FRACTAL is a word invented by Mandelbrot to bring together under on heading a large class of objects that have [played]... an historical role... in the development of pure Mathmatics"....
Heres the discussion point: Dimension, Symmetry, and Dirvegence found in nature to have mathmatical principles behind them...
It talks about Euclidean Stuff...
Says " The homogenous distribution on a line, plane, or space has two very desirable properties. It is invariant under displacement, and it is invariant under change of scale. When we move on to Fractals, either invariance must be modified and/or restricted in its scope. Hence the best fractals are those that exhibit the Maximum of invariance."
Lots of formulas my keyboard won't type.
Anyone have any ideas on Geometric function found in Nature?
How leaves form a uniform pattern, usually??
The Book I am Referring to is called " The Fractal Geometry of Nature" by Mandelbrot; Published by Freeman and co.

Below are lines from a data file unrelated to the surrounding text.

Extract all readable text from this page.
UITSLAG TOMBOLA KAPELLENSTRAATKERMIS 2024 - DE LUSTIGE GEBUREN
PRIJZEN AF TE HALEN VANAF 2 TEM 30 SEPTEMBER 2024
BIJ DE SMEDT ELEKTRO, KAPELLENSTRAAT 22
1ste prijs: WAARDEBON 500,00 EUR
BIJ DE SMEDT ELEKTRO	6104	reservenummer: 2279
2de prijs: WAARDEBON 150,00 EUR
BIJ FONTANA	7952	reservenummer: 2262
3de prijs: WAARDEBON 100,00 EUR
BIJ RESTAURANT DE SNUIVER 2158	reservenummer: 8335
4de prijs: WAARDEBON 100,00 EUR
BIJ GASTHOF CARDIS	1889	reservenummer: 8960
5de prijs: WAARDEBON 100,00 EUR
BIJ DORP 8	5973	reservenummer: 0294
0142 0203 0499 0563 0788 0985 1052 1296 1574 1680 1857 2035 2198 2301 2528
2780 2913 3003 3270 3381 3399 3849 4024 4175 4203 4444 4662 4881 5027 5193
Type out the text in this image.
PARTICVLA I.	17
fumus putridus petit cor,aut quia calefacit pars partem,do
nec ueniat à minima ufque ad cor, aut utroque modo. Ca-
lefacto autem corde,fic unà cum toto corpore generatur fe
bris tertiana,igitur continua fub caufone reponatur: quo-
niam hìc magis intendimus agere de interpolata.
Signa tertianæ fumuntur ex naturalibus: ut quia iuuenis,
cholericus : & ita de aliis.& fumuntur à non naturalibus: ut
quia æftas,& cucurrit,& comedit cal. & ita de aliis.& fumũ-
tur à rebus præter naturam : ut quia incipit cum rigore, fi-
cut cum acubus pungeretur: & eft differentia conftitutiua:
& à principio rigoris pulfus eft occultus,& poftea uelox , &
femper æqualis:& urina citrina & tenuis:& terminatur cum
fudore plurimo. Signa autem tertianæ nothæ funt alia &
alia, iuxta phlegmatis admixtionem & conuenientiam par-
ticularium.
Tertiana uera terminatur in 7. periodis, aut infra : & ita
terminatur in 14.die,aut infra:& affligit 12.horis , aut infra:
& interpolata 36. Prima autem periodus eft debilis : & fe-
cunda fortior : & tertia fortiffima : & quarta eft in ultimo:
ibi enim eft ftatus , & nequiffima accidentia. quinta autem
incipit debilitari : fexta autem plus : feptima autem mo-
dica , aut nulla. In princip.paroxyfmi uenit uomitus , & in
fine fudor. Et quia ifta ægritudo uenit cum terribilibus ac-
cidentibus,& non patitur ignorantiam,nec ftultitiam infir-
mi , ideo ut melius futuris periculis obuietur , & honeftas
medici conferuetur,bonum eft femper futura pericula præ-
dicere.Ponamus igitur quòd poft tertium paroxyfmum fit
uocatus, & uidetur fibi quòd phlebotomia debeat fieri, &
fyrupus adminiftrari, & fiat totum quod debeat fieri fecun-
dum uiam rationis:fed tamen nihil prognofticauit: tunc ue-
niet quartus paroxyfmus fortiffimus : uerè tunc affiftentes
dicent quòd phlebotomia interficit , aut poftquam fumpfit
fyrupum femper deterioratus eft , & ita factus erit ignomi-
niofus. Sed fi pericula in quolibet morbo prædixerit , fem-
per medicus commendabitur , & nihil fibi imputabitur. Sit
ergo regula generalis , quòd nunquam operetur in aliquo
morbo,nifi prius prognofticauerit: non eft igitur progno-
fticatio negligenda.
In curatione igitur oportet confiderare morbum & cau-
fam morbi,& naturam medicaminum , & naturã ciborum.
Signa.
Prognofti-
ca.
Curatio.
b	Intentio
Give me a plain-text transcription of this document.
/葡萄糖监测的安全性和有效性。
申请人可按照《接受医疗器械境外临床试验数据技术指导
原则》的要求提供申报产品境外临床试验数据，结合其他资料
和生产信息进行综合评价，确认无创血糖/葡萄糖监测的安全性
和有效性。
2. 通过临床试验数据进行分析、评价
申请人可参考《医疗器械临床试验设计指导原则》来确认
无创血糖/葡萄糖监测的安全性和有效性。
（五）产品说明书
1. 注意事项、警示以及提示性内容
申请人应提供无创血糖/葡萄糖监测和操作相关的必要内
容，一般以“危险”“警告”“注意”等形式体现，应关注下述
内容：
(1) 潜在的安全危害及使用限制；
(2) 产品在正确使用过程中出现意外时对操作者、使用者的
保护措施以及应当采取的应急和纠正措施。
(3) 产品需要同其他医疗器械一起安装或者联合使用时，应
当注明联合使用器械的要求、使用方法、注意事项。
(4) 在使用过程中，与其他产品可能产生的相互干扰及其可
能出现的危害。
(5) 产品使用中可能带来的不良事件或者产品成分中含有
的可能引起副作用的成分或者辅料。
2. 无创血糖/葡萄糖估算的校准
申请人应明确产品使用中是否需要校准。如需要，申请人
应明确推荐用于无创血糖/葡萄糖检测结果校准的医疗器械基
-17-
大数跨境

New York, originally in 1977 and this copy is 1983...
Talks about Math related to:
>Galaxies and Eddies
> Scaling
> Self- mapping
> Randomness
> Stratified random
> logic of Fractals in Statistical Lattice Physics
> Random midpoint Displacement curves
and a whole lot more......
My Math level is College Algebra. I haven't had any Calculus..
So I am asking the boundry-less brains of this forum...